DIGITAL LIBRARY
TEACHING ARCHITECTURAL TECHNOLOGY WITH TECHNOLOGY (TEATWIT)
Universtiy of Cape Town (SOUTH AFRICA)
About this paper:
Appears in: EDULEARN11 Proceedings
Publication year: 2011
Pages: 3148-3154
ISBN: 978-84-615-0441-1
ISSN: 2340-1117
Conference name: 3rd International Conference on Education and New Learning Technologies
Dates: 4-6 July, 2011
Location: Barcelona, Spain
Abstract:
This paper is a reflection on a project that used Computer Aided Design (CAD) modeling to enhance the learning of architectural technology for 2nd year undergraduate students at the University of Cape Town in the 2010 academic year. A valuable grasp of architectural technology requires understanding of the subject as a construction system with technical limitations that offer creative freedom – a delicate balancing act between convention and innovation.

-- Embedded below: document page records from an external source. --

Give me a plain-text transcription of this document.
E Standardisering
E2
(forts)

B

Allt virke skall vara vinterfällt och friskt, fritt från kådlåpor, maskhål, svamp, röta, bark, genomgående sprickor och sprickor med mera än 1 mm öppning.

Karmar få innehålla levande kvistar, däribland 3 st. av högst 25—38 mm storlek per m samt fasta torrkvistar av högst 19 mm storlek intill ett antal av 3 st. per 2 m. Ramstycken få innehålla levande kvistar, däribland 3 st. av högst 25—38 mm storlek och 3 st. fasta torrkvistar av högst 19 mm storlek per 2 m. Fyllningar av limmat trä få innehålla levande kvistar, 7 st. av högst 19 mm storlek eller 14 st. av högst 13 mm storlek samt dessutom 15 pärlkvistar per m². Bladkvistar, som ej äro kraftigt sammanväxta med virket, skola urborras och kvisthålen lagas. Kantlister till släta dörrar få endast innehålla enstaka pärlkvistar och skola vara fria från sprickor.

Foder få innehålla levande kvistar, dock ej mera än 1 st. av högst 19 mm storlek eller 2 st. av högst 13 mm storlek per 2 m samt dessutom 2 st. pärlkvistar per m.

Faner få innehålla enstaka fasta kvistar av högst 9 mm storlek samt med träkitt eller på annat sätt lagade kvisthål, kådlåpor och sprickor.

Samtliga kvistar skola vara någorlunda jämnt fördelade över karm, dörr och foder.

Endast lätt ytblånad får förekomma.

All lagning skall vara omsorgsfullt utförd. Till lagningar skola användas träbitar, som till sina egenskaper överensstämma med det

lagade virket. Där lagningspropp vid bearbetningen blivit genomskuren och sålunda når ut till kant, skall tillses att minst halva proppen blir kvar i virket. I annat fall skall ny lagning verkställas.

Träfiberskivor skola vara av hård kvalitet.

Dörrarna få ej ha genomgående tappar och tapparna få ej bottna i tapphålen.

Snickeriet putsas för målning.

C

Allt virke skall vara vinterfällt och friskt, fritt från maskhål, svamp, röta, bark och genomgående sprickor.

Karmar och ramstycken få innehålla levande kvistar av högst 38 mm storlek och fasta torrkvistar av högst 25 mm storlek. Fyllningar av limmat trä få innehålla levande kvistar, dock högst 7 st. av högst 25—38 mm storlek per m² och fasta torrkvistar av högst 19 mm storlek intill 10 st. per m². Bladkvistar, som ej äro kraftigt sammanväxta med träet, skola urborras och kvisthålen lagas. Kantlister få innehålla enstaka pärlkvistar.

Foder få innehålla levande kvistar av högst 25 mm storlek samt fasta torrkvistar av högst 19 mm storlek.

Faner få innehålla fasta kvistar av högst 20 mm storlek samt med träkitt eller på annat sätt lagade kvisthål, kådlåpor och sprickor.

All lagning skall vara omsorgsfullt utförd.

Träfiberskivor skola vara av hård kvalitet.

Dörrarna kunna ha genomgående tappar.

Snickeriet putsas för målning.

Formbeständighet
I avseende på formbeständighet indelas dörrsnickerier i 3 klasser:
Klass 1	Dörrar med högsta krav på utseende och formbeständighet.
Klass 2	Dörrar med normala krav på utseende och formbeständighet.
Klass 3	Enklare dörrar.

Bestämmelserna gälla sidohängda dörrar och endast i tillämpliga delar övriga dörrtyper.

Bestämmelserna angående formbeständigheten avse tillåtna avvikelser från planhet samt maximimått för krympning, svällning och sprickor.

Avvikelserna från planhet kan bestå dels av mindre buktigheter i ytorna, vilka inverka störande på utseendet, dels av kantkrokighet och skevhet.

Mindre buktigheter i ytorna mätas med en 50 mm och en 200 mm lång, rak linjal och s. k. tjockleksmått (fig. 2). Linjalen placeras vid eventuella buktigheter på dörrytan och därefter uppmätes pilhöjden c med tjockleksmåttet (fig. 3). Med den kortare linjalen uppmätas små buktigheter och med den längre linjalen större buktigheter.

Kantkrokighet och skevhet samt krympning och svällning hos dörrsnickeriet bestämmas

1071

Two buildings of technical and spatial-aesthetic repute were chosen for three dimensional CAD modeling: Fallingwater House (located in USA and designed by Frank Lloyd in 1936) and Die Es (located in South Africa and designed by Gabriel Fagan in 1965). The CAD models, taken from foundation to final roof finish, were elemental and sequentially incremental thus capable of illustrating, at varying scales, individual building components and how they relate to each other as well as to the whole building. The models were made into didactic resources compromised of (powerpoint-compatible) images and short movie clips. The representation precision, scale-shift and viewpoint-change possibilities of the dynamic 3D CAD models enhance understanding of building technology per se as well as comprehension of the reciprocal linkage of technical detailing to architectural spatial-aesthetics.
A significant number of students who engaged in the learning activities based on the created didactic materials displayed a holistic understanding of architectural technology that superseded a reductivist view of the subject.
Keywords:
Architectural technology, spatial-aesthetics, Computer Aided Design (CAD), teaching and learning.